If you've got a large pension and don't want the taxman to get his hands on it, apply for tax protection by 5 April this year, or you could be clobbered with a 55% charge.

Time is running out for anyone wanting to protect large pensions. If the value of your pension entitlements exceeds the government's lifetime allowance, then you should apply for tax protection by 5 April this year, or you could be clobbered by a 55% tax charge.

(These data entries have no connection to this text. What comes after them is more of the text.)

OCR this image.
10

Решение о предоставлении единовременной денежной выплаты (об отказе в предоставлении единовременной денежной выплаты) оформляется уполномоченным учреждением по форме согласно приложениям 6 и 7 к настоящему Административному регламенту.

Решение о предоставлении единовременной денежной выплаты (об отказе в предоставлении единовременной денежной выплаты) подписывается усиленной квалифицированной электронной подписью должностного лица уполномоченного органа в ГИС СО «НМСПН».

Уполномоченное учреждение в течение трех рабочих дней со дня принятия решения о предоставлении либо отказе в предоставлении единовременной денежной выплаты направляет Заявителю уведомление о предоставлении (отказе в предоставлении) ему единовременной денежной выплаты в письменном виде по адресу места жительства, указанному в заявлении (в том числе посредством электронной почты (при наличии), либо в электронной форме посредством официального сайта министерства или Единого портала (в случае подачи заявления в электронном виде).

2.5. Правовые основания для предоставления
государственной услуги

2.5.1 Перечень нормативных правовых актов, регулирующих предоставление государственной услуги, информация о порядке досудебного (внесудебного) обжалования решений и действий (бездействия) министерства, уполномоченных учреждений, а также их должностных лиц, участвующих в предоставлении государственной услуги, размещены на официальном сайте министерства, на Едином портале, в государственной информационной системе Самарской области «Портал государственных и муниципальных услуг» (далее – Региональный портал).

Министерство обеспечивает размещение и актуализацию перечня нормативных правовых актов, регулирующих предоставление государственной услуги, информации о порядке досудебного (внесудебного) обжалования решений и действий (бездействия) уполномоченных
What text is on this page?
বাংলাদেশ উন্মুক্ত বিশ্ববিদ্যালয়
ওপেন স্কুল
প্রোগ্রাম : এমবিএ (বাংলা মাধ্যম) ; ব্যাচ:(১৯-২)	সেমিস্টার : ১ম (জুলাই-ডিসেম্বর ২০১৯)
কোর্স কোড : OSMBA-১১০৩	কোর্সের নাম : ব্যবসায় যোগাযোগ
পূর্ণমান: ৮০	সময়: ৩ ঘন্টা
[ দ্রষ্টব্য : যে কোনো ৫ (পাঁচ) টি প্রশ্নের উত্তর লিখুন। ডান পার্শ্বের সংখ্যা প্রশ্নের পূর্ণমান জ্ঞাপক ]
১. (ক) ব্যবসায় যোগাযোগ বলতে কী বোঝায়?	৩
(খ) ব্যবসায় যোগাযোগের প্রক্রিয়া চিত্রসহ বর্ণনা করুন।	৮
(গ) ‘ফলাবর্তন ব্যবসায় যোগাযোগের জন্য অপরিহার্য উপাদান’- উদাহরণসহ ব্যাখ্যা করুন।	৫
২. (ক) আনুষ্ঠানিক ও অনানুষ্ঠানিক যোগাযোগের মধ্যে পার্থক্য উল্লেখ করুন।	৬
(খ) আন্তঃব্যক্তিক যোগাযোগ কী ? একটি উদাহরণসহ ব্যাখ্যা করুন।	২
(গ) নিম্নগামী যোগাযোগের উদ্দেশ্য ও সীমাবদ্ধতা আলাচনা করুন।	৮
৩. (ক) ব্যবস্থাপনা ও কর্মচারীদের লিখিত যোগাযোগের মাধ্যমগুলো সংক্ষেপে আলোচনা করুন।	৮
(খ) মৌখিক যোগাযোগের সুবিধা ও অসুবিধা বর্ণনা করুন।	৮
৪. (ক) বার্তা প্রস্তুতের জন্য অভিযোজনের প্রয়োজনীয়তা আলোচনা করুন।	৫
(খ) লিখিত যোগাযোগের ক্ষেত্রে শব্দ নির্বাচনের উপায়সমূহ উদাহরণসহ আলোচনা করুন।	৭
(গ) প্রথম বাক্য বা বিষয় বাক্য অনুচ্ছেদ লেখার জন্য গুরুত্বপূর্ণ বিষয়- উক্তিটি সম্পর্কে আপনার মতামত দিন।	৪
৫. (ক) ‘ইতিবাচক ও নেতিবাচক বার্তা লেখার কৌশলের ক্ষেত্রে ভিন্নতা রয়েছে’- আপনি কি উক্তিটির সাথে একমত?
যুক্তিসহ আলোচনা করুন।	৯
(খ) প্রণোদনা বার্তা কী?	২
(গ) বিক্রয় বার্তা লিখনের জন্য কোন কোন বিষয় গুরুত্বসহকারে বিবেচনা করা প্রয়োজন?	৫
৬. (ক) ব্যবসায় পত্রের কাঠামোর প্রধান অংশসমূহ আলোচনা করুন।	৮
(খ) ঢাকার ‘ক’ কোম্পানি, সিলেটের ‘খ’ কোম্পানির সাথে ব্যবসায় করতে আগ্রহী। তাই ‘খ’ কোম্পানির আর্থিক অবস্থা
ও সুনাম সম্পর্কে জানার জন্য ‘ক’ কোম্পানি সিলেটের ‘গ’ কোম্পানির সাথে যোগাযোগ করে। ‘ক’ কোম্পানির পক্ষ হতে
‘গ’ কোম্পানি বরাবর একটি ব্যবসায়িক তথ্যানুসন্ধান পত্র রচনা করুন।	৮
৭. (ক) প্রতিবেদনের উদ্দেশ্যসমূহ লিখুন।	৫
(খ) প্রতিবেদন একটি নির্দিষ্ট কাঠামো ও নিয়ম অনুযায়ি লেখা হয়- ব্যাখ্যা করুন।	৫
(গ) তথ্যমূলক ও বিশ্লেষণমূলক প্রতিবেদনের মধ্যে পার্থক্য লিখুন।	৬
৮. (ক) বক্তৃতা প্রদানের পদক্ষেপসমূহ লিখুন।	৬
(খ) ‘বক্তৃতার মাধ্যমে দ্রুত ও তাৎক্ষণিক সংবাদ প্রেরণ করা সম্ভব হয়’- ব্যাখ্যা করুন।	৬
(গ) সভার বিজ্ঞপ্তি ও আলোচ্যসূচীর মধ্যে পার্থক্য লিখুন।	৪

When the Treasury introduced the lifetime limit the maximum pension entitlement that could be accumulated in 2006, it was set at £1.5m. That's risen to £1.65m for the current tax year ending 5 April 2009 and will rise to £1.75m in 2009-10, then £1.8m in 2010-11, before being frozen until at least 2015-16. Breaching those limits will prove costly taken as a lump sum, any amount above the limit is taxed at 55%, or 25% if taken as a pension via an annuity. That's on top of any other income tax levied. Now, £1.8m may sound a lot, but it can be exceeded easily enough by those with large money purchase pension funds. For example, says Gareth Jones of Sippdeal, someone with a pot which is £200,000 below the limit in 2010 would see their fund grow to more than £200,000 above it by 2016 with just 5% annual growth. That's not including further contributions.